In recent years, maternal infection and inflammation have been investigated in relation to autism spectrum disorders. Although findings are mixed, and more work is necessary, evidence has emerged linking maternal inflammation to risk of autism spectrum disorder in offspring.
In the FiPS birth cohort, our group demonstrated that elevated maternal levels of CRP, a nonspecific biomarker of inflammation, in early to mid-gestation, was related to an increased risk of autism spectrum disorders in offspring(4).
However, in the Early Markers of Autism (EMA) study in California, maternal mid-pregnancy CRP levels were related to a decreased risk of autism spectrum disorders(90). In studies of cytokines and chemokines in archived maternal serum samples in the EMA study, significantly increased levels of these analytes were related to autism spectrum disorders(5, 11). In amniotic fluid samples from a Danish study, several cytokines including tumor necrosis factor-alpha (TNFα) and several inflammatory interleukins were related to autism spectrum disorders in offspring(7).
Moreover, maternal fever has been associated with autism. Although replication of these findings is necessary, they suggest that MIA may also be related to autism spectrum disorders. Consistent with this interpretation, other maternal immune factors, including maternal autoantibodies targeting fetal proteins, have been associated with increased autism spectrum disorder risk in the offspring (for review see (91)).
These findings include significant associations between paired maternal antibody reactivity to fetal brain proteins with the 37 and 73kDa molecular weight bands and diagnosis of ASD in children(92). Within proteins corresponding to the 37-, 39-, and 73 kDa bands, maternal autoantibodies recognized seven developmentally regulated proteins in the fetal brain, including lactate dehydrogenase A and B, stress-induced phosphoprotein 1, and collapsin response mediator proteins 1 and 2(91, 92).

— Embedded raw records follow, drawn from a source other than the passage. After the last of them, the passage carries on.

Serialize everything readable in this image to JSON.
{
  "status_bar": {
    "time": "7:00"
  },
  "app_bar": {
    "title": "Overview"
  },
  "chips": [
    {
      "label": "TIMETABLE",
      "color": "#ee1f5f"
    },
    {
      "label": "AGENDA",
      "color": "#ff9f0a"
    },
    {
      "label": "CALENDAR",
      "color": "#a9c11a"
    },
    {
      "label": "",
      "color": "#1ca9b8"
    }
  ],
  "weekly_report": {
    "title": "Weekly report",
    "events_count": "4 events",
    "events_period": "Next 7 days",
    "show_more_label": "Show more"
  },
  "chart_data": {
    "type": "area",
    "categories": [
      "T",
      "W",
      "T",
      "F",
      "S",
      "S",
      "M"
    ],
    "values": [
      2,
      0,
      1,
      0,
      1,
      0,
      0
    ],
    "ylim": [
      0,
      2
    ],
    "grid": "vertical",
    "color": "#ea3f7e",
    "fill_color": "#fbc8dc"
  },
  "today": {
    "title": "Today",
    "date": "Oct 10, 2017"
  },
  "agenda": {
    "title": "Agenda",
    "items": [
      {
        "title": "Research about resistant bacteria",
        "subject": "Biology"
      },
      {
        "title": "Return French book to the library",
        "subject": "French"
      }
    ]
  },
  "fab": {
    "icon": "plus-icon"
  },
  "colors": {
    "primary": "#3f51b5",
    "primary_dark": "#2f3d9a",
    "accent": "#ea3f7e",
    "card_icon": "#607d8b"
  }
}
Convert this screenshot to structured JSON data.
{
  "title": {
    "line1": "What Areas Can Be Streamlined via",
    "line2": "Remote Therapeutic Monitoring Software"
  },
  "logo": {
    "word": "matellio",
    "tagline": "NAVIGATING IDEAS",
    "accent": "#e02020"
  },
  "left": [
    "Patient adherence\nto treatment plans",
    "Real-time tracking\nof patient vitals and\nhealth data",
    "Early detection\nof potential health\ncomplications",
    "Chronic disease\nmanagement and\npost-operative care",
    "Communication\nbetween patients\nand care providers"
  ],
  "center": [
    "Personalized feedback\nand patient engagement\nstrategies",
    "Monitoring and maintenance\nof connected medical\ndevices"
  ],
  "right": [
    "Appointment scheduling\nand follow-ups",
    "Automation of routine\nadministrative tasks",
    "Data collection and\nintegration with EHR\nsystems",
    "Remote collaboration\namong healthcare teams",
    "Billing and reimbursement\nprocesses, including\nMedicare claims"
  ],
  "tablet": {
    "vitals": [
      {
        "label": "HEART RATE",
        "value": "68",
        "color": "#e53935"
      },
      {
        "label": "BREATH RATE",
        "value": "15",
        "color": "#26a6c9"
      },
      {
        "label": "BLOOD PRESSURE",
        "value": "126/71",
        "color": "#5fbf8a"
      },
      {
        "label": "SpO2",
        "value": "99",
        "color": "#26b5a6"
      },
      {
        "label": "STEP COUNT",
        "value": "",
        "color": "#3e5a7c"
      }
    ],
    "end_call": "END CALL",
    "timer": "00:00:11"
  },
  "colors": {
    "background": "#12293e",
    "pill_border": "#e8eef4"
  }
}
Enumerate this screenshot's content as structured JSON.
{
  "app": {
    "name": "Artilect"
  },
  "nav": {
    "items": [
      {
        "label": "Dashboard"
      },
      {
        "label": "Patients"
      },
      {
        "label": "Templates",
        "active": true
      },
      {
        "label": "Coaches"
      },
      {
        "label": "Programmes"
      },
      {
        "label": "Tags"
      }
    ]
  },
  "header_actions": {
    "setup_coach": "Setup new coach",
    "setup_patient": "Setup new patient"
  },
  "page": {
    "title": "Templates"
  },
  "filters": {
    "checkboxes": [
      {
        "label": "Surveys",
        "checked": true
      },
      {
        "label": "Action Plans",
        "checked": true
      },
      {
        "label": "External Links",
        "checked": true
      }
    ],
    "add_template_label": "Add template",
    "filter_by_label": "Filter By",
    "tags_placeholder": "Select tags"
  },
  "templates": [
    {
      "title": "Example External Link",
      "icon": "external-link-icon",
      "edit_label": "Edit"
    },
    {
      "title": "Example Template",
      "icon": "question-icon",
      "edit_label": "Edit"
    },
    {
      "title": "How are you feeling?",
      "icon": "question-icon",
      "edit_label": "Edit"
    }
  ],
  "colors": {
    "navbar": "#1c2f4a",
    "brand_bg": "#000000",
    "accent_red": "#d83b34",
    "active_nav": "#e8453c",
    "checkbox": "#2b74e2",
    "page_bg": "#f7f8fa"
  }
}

Several of these proteins are critical for normal brain development, including neuronal migration and neural network formation.
Animal models further support the hypothesis that MIA is an environmental risk factor for autism spectrum disorders. For example, prenatal exposure to the viral mimetic poly(I:C), the bacterial endotoxin LPS, or allergies/asthma, can all induce behavioral abnormalities that are reminiscent of core symptoms of autism spectrum disorders, including deficits in social interaction and communication as well as high levels of repetitive behaviors(9, 15, 38, 93).
These manipulations also cause brain morphological and cellular abnormalities implicated in autism spectrum disorders, including abnormal cerebellar development, impaired expression of the extracellular matrix protein reelin, and altered synapse density and neural connectivity(2, 15, 25). Importantly, some of these rodent findings have been extended to rhesus monkeys, both at the behavioral and brain morphological levels(8, 64, 70, 94).